Task-driven Discovery of Perceptual Schemas for Generalization in Reinforcement LearningDownload PDF

12 Oct 2021 (modified: 05 May 2023)Deep RL Workshop NeurIPS 2021Readers: Everyone
Keywords: deep reinforcement learning, reinforcement learning, systematic generalization, compositional generalization, generalization
TL;DR: We develop a modular and composable architecture that leverages dynamic feature attention to generalize across diverse environments.

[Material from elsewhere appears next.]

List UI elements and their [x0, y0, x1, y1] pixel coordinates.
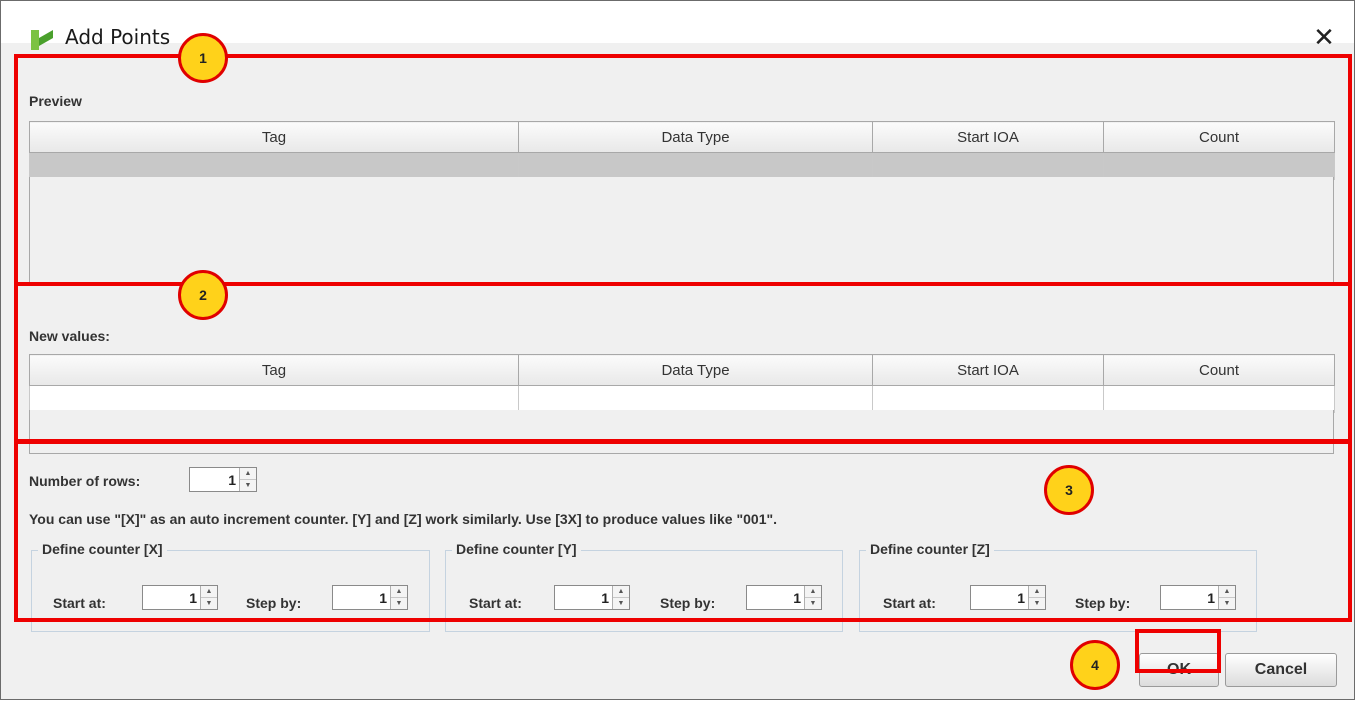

Abstract: Deep reinforcement learning (Deep RL) has recently seen significant progress in developing algorithms for generalization. However, most algorithms target a single type of generalization setting. In this work, we study generalization across three disparate task structures: (a) tasks composed of spatial and temporal compositions of regularly occurring object motions; (b) tasks composed of active perception of and navigation towards regularly occurring 3D objects; and (c) tasks composed of navigating through sequences of regularly occurring object-configurations. These diverse task structures all share an underlying idea of compositionality: task completion always involves combining reoccurring segments of task-oriented perception and behavior. We hypothesize that an agent can generalize within a task structure if it can discover representations that capture these reoccurring task-segments. For our tasks, this corresponds to representations for recognizing individual object motions, for navigation towards 3D objects, and for navigating through object-configurations. Taking inspiration from cognitive science, we term representations for reoccurring segments of an agent's experience, "perceptual schemas". We propose Composable Perceptual Schemas (CPS), which learns a composable state representation where perceptual schemas are distributed across multiple, relatively small recurrent "subschema" modules. Our main technical novelty is an expressive attention function that enables subschemas to dynamically attend to features shared across all positions in the agent's observation. Our experiments indicate our feature-attention mechanism enables CPS to generalize better than recurrent architectures that attend to observations with spatial attention.